Traditional search is certainly not going away anytime soon, but augmenting that with generative AI is helpful because you can ask different kinds of questions. I now get to be more general in retrieval augmented, and then I get to be more specific with traditional. So marrying those two together is where a lot of the magic is, and understanding the nature of your data, particularly your unstructured data, making sure you understand how to carve it up in ways that are helpful — some people call this text chunking — and then making sure you have a good handle on what your retrieval cycle is and exactly how you’re helping people augment that retrieval so that they can get more context, sometimes summarization, sometimes question-answer.
Experimentally doing this, just to see what it’s about, is hard to do without a real problem to solve, so I would highly encourage people to really understand a good targeted problem and make sure that your data is in a form that lends itself to whatever technique you’re going to use. And retrieval augmented is super valuable if you know how to get your data out in a structured way.
How can technology leaders get transformative rather than incremental value from generative AI?
First, I would argue you have to have a pretty good hype detector. There’s a lot of me-too behavior that happens in every one of these hype cycles. I’ve lived through many of these hype cycles, and I’ve lived through two AI winters. What I think is important from a transformational point of view is to think about both up-leveling quality and time to value. Losing sight of time to value is one of the biggest barriers to making generative AI transformational.
Stepping outside the systems that you currently use and imagining a world without all the rudimentary technology that you have, it requires a little bit of imagination. How do you get outside the box? You can’t be married to your work. You’ve got to let it go and think about how you could solve problems completely differently to get better outcomes.
“Losing sight of time to value is one of the biggest barriers to making generative AI transformational.”
What advice do you have for technology leaders who don’t feel they have the talent they need to take advantage of generative AI?
It’s simple to understand, but it is hard to do. This is true no matter where you are in technology; I do think that being customer-obsessed is really the way to get to the kinds of change that need to happen. Wherever you are, find out how to make those customer experiences significantly better if you have a new technology that will allow users to do a lot more work in the machine instead of longer or slower processes. Customer obsession is a way to galvanize clarity, and if you stay focused on that, you’ll start to see all the superfluous things from the things that actually help people.

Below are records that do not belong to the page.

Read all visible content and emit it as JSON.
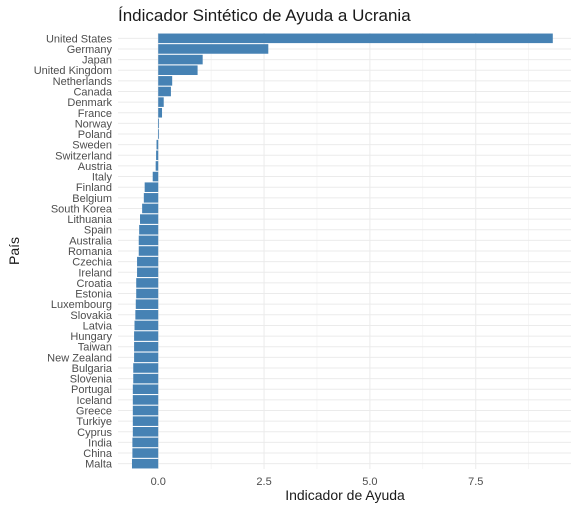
{
  "chart_data": {
    "type": "bar",
    "orientation": "horizontal",
    "title": "Índicador Sintético de Ayuda a Ucrania",
    "xlabel": "Indicador de Ayuda",
    "ylabel": "País",
    "xlim": [
      -0.95,
      9.75
    ],
    "xticks": [
      0,
      2.5,
      5,
      7.5
    ],
    "xtick_labels": [
      "0.0",
      "2.5",
      "5.0",
      "7.5"
    ],
    "grid": true,
    "bar_color": "#4682B4",
    "categories": [
      "United States",
      "Germany",
      "Japan",
      "United Kingdom",
      "Netherlands",
      "Canada",
      "Denmark",
      "France",
      "Norway",
      "Poland",
      "Sweden",
      "Switzerland",
      "Austria",
      "Italy",
      "Finland",
      "Belgium",
      "South Korea",
      "Lithuania",
      "Spain",
      "Australia",
      "Romania",
      "Czechia",
      "Ireland",
      "Croatia",
      "Estonia",
      "Luxembourg",
      "Slovakia",
      "Latvia",
      "Hungary",
      "Taiwan",
      "New Zealand",
      "Bulgaria",
      "Slovenia",
      "Portugal",
      "Iceland",
      "Greece",
      "Turkiye",
      "Cyprus",
      "India",
      "China",
      "Malta"
    ],
    "values": [
      9.32,
      2.6,
      1.05,
      0.93,
      0.33,
      0.3,
      0.13,
      0.09,
      0.01,
      0.01,
      -0.04,
      -0.05,
      -0.06,
      -0.13,
      -0.32,
      -0.34,
      -0.38,
      -0.43,
      -0.45,
      -0.46,
      -0.46,
      -0.5,
      -0.5,
      -0.52,
      -0.52,
      -0.53,
      -0.54,
      -0.56,
      -0.57,
      -0.57,
      -0.57,
      -0.59,
      -0.59,
      -0.6,
      -0.6,
      -0.6,
      -0.6,
      -0.6,
      -0.61,
      -0.61,
      -0.62
    ]
  }
}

We get too locked into sort of rote behaviors sometimes. If you just think about your customers and what is your net promoter score for whatever thing that you’re offering to whatever enterprise that you’re in, it’ll change the way that you interact with people as opposed to just keeping the machine running. That means that maybe we’re the machine, figuratively, whatever process or system you’ve got, just imagine improving your customer service, and I think a lot of it will sort itself out by being customer-obsessed.
Did anything surprise you about your generative
The human part required to get to the finish line was a big deal in a lot of ways. Your teams were really wanting to work with us to remove all these barriers. It just went very fast and very smoothly, and the quality was there, the adaptability was there, the transparency was there, and all that was helpful. And we were able to meet that big, long, complicated list of requirements we were trying to check off in time to get to market.